CLICK ME FOR INSTRUCTION OF THIS PROJECT
University of Pennsylvania, CIS 565: GPU Programming and Architecture, Project 4
- Ruoyu Fan
- Tested on:
- Windows 10 x64, i7-4720HQ @ 2.60GHz, 16GB Memory, GTX 970M 3072MB (personal laptop)
- Visual Studio 2015 + CUDA 8.0
Tile-based rasterization: known issue is... artifacts when too many primitives in a tile
With 2*2 SSAA | Without SSAA |
---|---|
Thanks my girlfriend, who pointed out a bug in my depth test
Basics:
- Vertex shading.
- Primitive assembly with support for triangles read from buffers of index and vertex data.
- Rasterization.
- Fragment shading.
- A depth buffer for storing and depth testing fragments.
- Fragment-to-depth-buffer writing.
- Lambert lighting scheme.
Some more:
- Tile-based rasterization
- SSAA
I implemented supersample antialiasing, which is configurable by SSAA_LEVEL
flag in rasterize.cu
. My SSAA implementation is done by simply multiplying the width and height for render buffers with SSAA_LEVEL, and use average color to scale down at sendImageToPBO
.
Below is comparison between SSAA_LEVEL 2
and SSAA_LEVEL 1
(no antialiasing):
With 2*2 SSAA | Without SSAA |
---|---|
And performance comparison different SSAA levels, using duck.gltf
:
SSAA level | milliseconds per frame |
---|---|
1x1 | 1.2439 |
2x2 | 5.10771 |
3x3 | 11.2783 |
4x4 | 19.9311 |
The conclusion is that render time per frame increase basically linearly with sample count. Since SSAA is done by changing the size of the actual rendered frame.
Tile-based rasterization is configurable by TILE_BASED_RASTERIZATION
flag in rasterize.cu
.
Using one thread per primitive when doing rasterization can have some drawbacks like when there are big triangles occupying the screen, the whole program is waiting for it to be rasterized to fragments, while actually only one thread is working on it.
In my tile-based rasterization, I use a tile buffer to divide the frame into equally sized tiles (fixed size at the moment), and I add every primitive that overlap a tile into its buffer. Then, the kernel function for rasterization is launched by per-tile level.
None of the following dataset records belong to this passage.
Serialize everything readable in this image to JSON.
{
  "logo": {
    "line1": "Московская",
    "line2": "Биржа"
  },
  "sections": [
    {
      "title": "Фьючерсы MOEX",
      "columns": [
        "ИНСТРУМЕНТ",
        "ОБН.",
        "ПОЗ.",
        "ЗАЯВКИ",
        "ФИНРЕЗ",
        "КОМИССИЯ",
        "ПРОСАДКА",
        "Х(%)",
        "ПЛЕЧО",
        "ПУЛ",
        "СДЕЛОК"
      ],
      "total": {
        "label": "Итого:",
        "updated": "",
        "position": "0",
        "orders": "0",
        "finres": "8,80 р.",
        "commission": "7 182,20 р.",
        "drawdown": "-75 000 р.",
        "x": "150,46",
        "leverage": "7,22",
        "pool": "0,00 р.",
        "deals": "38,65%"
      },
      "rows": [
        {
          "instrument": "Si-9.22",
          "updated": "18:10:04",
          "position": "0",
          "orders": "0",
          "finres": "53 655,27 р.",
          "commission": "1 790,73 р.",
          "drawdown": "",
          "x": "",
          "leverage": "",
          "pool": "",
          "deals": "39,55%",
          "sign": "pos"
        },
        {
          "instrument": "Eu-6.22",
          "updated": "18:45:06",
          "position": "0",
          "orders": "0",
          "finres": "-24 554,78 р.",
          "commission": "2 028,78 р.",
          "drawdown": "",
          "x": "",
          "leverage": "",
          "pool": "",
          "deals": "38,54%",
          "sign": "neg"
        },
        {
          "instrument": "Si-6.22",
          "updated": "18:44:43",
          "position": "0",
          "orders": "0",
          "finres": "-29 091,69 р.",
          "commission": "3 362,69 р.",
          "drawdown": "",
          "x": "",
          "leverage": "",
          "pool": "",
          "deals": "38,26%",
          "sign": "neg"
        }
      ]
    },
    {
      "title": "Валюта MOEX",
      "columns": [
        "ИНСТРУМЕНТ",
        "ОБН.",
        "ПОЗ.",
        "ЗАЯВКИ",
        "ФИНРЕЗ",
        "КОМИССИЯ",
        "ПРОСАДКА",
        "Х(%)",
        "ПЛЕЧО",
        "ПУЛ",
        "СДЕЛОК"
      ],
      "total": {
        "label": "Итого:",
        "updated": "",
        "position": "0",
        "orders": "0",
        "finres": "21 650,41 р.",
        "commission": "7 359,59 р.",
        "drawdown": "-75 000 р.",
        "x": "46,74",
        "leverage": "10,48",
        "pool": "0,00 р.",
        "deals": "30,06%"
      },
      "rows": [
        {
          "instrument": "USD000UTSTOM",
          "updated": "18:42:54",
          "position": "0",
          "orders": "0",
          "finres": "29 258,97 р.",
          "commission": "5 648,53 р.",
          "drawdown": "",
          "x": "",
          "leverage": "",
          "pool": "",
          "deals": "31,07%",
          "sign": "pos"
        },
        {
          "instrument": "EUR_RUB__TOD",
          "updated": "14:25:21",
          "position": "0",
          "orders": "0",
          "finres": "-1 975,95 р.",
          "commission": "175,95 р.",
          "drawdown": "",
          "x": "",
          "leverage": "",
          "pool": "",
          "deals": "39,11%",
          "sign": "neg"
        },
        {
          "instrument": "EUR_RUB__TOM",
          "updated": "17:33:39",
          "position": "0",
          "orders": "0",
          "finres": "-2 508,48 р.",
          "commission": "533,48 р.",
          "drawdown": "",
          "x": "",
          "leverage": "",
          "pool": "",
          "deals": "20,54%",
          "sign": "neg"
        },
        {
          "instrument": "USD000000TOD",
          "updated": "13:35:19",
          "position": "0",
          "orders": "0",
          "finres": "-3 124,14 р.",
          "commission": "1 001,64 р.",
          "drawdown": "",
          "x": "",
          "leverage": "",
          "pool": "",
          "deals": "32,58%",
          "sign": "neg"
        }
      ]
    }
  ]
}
Performance comparison between tile based rasterization and per-primitive rasterization :
Scene | milliseconds per frame |
---|---|
Cow, 2x2 SSAA, tile based | 31.4 |
Cow, 2x2 SSAA, per-permitive | 4.8 |
CheckerBoard, 2x2 SSAA, close view, tile based | 12.5 |
CheckerBoard, 2x2 SSAA, close view, per-primitive | 738.6 |
Speed for checker (2 triangles) with tile-based rasterization | Speed without tile-based rasterization |
---|---|
Tile based rasterization does a good job on big primitives, but when there are many small primitives, per-primitive rasterization can be faster.
One reason for tile based rasterization is not fast enough may be that I am copying primitives to tile buffers, and if multiple tiles are sharing a primitive, I was copying the primitive multiple times (while still accessing them in global memory during rasterization)... One improvement will be storing just indices for primitive buffer at tile buffer, another will be using shared memory for tiles
Currently, limit of primitive count for each tile is fixed as a constant value (64) in my implementation, and it stops accepting new primitives when full, which may lead to some artifacts if too many primitives should be located in one tile.